In between those two songs, surprisingly, falls what is probably her best-known one as she typically ends live sets with it. ‘Behave’ takes us back into broken heart territory and logically should follow ‘Falling’. Musically it takes a similar path to the other tracks but flares up twice in a way none of them does, culminating in a pointed instruction to the object of her derision, after pleading to know what he has learnt, that he should “go F*** himself”.

‘Happiness’ she sings, is a relief and is delivered to a funereal beat and in which she “applauds the empty show” we saw in the video for ‘Falling’.

‘Pretend’ is one of only two tracks which allow her any musical scope – in the main, musical sparsity goes hand-in-hand with lyrical intensity throughout – which is a shame because she has the ability to create atmosphere through her guitar and assorted gizmos, and is well on the way to doing it in the two minutes she allows herself here.

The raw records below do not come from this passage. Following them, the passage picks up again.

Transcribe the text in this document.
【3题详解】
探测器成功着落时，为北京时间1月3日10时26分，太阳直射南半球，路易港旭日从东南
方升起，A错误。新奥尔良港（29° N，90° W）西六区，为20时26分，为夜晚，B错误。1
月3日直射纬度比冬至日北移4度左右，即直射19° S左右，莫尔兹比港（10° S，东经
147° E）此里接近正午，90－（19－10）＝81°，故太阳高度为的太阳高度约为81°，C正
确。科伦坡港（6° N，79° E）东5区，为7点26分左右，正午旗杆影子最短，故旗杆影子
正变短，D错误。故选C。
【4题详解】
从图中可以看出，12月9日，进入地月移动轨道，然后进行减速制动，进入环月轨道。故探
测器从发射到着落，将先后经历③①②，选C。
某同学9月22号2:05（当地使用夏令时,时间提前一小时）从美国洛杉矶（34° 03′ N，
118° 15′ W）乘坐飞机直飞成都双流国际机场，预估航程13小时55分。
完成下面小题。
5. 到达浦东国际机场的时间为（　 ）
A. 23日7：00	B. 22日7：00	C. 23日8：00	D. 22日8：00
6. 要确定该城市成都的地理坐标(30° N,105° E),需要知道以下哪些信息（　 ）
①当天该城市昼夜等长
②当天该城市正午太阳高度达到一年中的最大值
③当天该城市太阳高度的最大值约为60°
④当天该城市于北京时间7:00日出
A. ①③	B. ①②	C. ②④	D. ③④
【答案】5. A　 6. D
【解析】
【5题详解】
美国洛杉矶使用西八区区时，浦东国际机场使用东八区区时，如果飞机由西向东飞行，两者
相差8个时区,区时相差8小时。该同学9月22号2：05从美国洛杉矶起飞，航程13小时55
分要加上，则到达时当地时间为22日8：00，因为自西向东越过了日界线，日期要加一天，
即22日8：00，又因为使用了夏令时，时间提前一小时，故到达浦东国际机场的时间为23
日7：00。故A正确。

The other is ‘Dark’, ostensibly an ode to depression – “Easier now to just stay indoors… Easier now to just fall apart… Seeing is mud, thinking is fog, you’re always here to take me back, Constant unfailing night” but which unexpectedly moves up-tempo then erupts into something Santana might have contributed before returning to the trough of despair.

Despite the best efforts of ‘Ocean’, which vies with ‘Falling’ as the easiest-to-casually-listen-to track, Constantly Unfailing Night isn’t going to elbow its way onto the Radio 2 playlist anytime soon and there will be plenty who can’t and won’t get it because they simply don’t do slowcore, or sadcore as this really is. But Elle Mary’s songs deserve close inspection because just like Apple, Moss and Lily she‘s a poet who just happens to put her words to music. She also has a pretty good voice, though it isn’t really tested on this album.